Depois das experiências realizadas com o piano preparado, Cage fundamenta o seu estilo em toda uma série de ideias filosóficas, que abrangem desde o Budismo Zen às teorias de Meister Eckhart, passando pela obra de Ananda Coomaraswamy.
Pretendendo comprovar através da sua obra musical, o ideal da filosofia budista de negação e consequente esvaziamento do ego como um caminho possível de tornar a realidade perceptível, Cage envereda gradualmente para o abandono da intenção composicional a partir de 1951.
Se, nas suas primeiras obras escritas fundamentalmente para percussão, a fundamental preocupação era a de estabelecer uma estrutura rígida e inalterável que controlasse todo o processo composicional, gradualmente este elemento perde importância, até que por fim se extingue.
Aparece assim subjacente à formulação da ideia de estrutura rítmica, a busca do esvaziar do espírito e da sua libertação de todos os entraves do eu psicológico. Cage tende para uma visão da estrutura rítmica, existente por si só, partindo de uma ignorância do material para abarcar um vasto universo de sons e inclusive o silêncio. Tal implica a independência da estrutura em relação ao conteúdo, sendo a ligação entre acontecimentos musicais e pontos temporais importantes feita mais por coincidência (“luminosa” segundo Cage) do que propriamente por uma prévia intenção. Devido à exploração desta ideia de estrutura vazia, que se torna capaz de abarcar toda uma infinidade de sons sem a manipulação do compositor, Cage concebe a sua composição, baseando-se na alternância intenção/não intenção.

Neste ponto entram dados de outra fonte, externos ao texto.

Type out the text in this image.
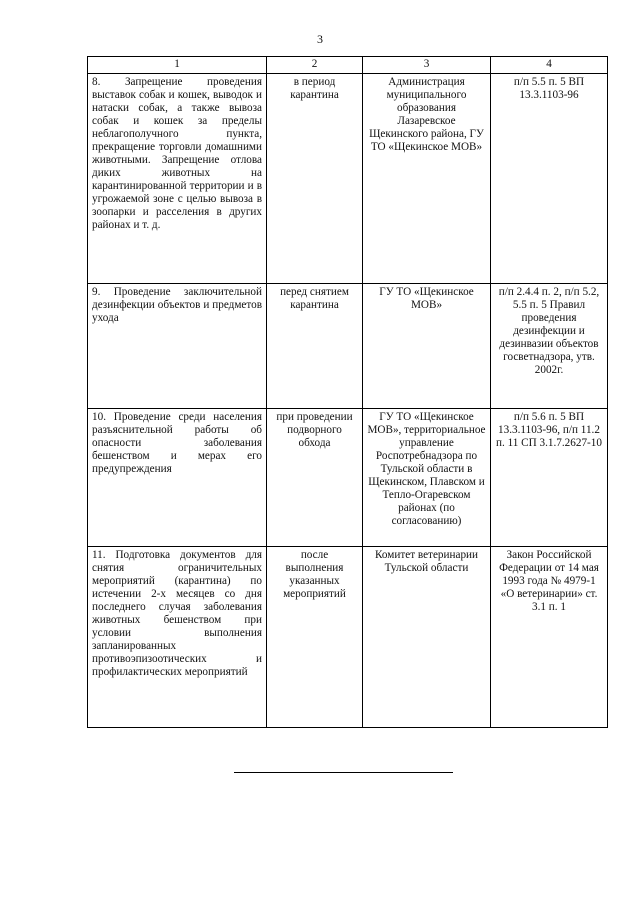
3
1	2	3	4
8. Запрещение проведения выставок собак и кошек, выводок и натаски собак, а также вывоза собак и кошек за пределы неблагополучного пункта, прекращение торговли домашними животными. Запрещение отлова диких животных на карантинированной территории и в угрожаемой зоне с целью вывоза в зоопарки и расселения в других районах и т. д.	в период карантина	Администрация муниципального образования Лазаревское Щекинского района, ГУ ТО «Щекинское МОВ»	п/п 5.5 п. 5 ВП 13.3.1103-96
9. Проведение заключительной дезинфекции объектов и предметов ухода	перед снятием карантина	ГУ ТО «Щекинское МОВ»	п/п 2.4.4 п. 2, п/п 5.2, 5.5 п. 5 Правил проведения дезинфекции и дезинвазии объектов госветнадзора, утв. 2002г.
10. Проведение среди населения разъяснительной работы об опасности заболевания бешенством и мерах его предупреждения	при проведении подворного обхода	ГУ ТО «Щекинское МОВ», территориальное управление Роспотребнадзора по Тульской области в Щекинском, Плавском и Тепло-Огаревском районах (по согласованию)	п/п 5.6 п. 5 ВП 13.3.1103-96, п/п 11.2 п. 11 СП 3.1.7.2627-10
11. Подготовка документов для снятия ограничительных мероприятий (карантина) по истечении 2-х месяцев со дня последнего случая заболевания животных бешенством при условии выполнения запланированных противоэпизоотических и профилактических мероприятий	после выполнения указанных мероприятий	Комитет ветеринарии Тульской области	Закон Российской Федерации от 14 мая 1993 года № 4979-1 «О ветеринарии» ст. 3.1 п. 1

Na obra musical de Cage, o jogo entre conceitos opostos torna-se uma constante, a necessidade de recorrer a métodos bastante determinados para gerar a aleatoriedade, faz com que o par determinação/indeterminação, bem como a transferência da intenção para a não - intenção composicional estejam sempre presentes a partir de 1951.
Neste contexto, as noções de som e de silêncio deixam também de ter o mesmo significado para Cage. Ao entrar no campo da indeterminação, a articulação do som e do silêncio não vai ser feita da mesma maneira. Se até aqui, o silêncio representava um espaço de tempo vazio entre dois sons, a partir de 1951, o silêncio vai ser tratado como um elemento musical de pleno direito, passando a fazer parte do grupo dos materiais, até que por fim, o significado do termo altera-se radicalmente, passando a englobar todos os sons ambientais, ou seja, todos os sons que não fazem parte da intenção do compositor — em suma, sons não intencionais.
O caminho para o Indeterminismo absoluto estava traçado."